Baron was flutist for the Bach Aria Group from 1965 until 1997. When its founder, musicologist William Scheide, stepped down in 1980, Baron become the director of the group and established the Bach Aria Festival and Institute, which took place at Stony Brook University in summers from 1981 until 1997.

Several works were dedicated to Samuel Baron, including Eldin Burton's Sonatina for Flute and Piano (1948),
Karl Korte's Remembrances for Flutes (Alto, Soprano, and Piccolo) and Electronics (1971), and Meyer Kupferman's Superflute for solo flute with prerecorded piccolo and alto flute (1971).

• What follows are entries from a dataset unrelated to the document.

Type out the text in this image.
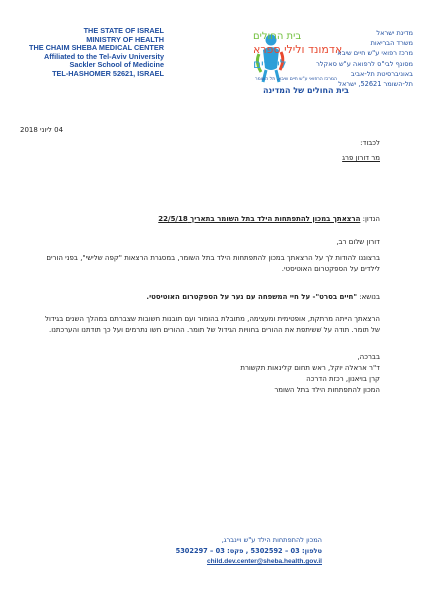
THE STATE OF ISRAEL
MINISTRY OF HEALTH
THE CHAIM SHEBA MEDICAL CENTER
Affiliated to the Tel-Aviv University
Sackler School of Medicine
TEL-HASHOMER 52621, ISRAEL
בית החולים
אדמונד ולילי ספרא
לילדים
המרכז הרפואי ע"ש חיים שיבא, תל השומר
בית החולים של המדינה
מדינת ישראל
משרד הבריאות
מרכז רפואי ע"ש חיים שיבא
מסונף לבי"ס לרפואה ע"ש סאקלר
באוניברסיטת תל-אביב
תל-השומר 52621, ישראל
04 ליוני 2018
לכבוד:
מר דורון פרג
הנדון: הרצאתך במכון להתפתחות הילד בתל השומר בתאריך 22/5/18
דורון שלום רב,
ברצוננו להודות לך על הרצאתך במכון להתפתחות הילד בתל השומר, במסגרת הרצאות "קפה שלישי", בפני הורים לילדים על הספקטרום האוטיסטי.
בנושא: "חיים בסרט"- על חיי המשפחה עם נער על הספקטרום האוטיסטי.
הרצאתך הייתה מרתקת, אופטימית ומעצימה, מתובלת בהומור ועם תובנות חשובות שצברתם במהלך השנים בגידול של תומר. תודה על שׁשיתפת את ההורים בחוויות הגידול של תומר. ההורים חשו נתרמים ועל כך תודתנו והערכתנו.
בברכה,
ד"ר אראלה יוקל, ראש תחום קלינאות תקשורת
קרן בויאנון, רכזת הדרכה
המכון להתפתחות הילד בתל השומר
המכון להתפתחות הילד ע"ש ויינברג,
טלפון: 03 – 5302592 , פקס: 03 – 5302297
child.dev.center@sheba.health.gov.il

Baron taught generations of students at Stony Brook University starting in 1966, The Juilliard School starting in 1971, the Yale School of Music (1966–68), and the Mannes College of Music (1969–72).

From 1977 through 1978, Baron was president of the National Flute Association, which honored him with a Lifetime Achievement Award in 1996.

==Publications==
Articles
- “Higher Performance Standards: The Younger Generation of Flutists,” The Instrumentalist, August 1978.
- “Introduction” to The Flute and Flute Playing by Theobald Boehm. New York: Dover Publications, 1964.
- “Practicing as a Way of Life,” Flute Talk (November 1984): pp. 18–19.
- “Reminiscences of a Golden Age – New York City (1946-1951),” The Instrumentalist, December 1987, pp. 19–24.
- “A Visit to the Japan Flute Club,” The Instrumentalist, June 1964.
Editions
- Bach, Carl Philipp Emmanuel, Sonata in A Minor, H. 562, Armstrong, 1975.
- Bach, Johann Sebastian, Sonata in A Major, BWV 1032, Oxford University Press, 1975.
- Vivaldi, Antonio, Piccolo Concerto in C Major, F. VI, No. 4, Franco Colombo Publications, 1962.

==Interviews with Samuel Baron==
- Duffie, Bruce, “Flutist Samuel Baron: A Conversation with Bruce Duffie” http://www.bruceduffie.com/baron2.html
- Estevan, Pilar, “Samuel Baron,” in Talking With Flutists. New York: Edu-Tainment, 1978, pp. 21–36.
- Goll Wilson, Kathleen, “Samuel Baron: Observant Teacher,” Flute Talk (February 1990), pp. 9–13.
- Hansen, Polly, “Samuel Baron: Still Learning,” Flute Talk (November 1984), pp. 2–6.
- Marianello, Linda, “Our Profession’s Changing Face,” The Flutist Quarterly 22, no. 4 (Summer 1997), pp. 31–3.